In one implementation manner of this embodiment, the graph convolution neural network includes three layers of cascaded graph convolution structures, and the number of features of each layer of graph convolution structures increases in sequence according to the cascade order. For example, the feature numbers of each layer of the three-layer GCN structure are 1, 2, and 6, respectively, where 6 is the output dimension of the third layer. Thus, the parameters of the graph convolution neural network model can be reduced by selecting smaller characteristic numbers for the first two layers.
And S40, determining a three-dimensional face image corresponding to the face image according to all the obtained three-dimensional face structure information.
Specifically, after three-dimensional face structure information corresponding to each face subregion is acquired, a three-dimensional face image is determined based on all the acquired three-dimensional face structure information.
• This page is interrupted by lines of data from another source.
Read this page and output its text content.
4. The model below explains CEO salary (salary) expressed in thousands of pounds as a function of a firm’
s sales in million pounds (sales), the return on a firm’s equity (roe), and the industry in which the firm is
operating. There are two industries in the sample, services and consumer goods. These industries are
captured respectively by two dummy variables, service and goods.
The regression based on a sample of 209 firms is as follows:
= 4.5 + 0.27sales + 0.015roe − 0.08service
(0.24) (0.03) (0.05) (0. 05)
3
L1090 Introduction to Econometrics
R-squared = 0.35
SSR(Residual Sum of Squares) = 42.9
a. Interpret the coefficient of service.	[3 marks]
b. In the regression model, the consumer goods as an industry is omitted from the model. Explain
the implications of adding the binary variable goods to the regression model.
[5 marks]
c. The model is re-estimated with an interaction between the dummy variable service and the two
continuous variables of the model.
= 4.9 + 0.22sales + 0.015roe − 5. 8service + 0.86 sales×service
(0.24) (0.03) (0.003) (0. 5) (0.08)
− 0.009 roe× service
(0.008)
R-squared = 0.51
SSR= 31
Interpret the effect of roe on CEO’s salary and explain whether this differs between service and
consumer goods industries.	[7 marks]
However, it can be known from the above determination process of the face sub-regions that there may be overlap between several face sub-regions, and an image region formed by several face sub-regions is smaller than that of the face image. Therefore, two three-dimensional point cloud data corresponding to the same pixel point in the face image may exist in all the obtained three-dimensional face structure information, the pixel point exists in the face image, and the three-dimensional point cloud data corresponding to the pixel point does not exist in all the three-dimensional face structure information, so that the authenticity and the accuracy of the three-dimensional face image are influenced.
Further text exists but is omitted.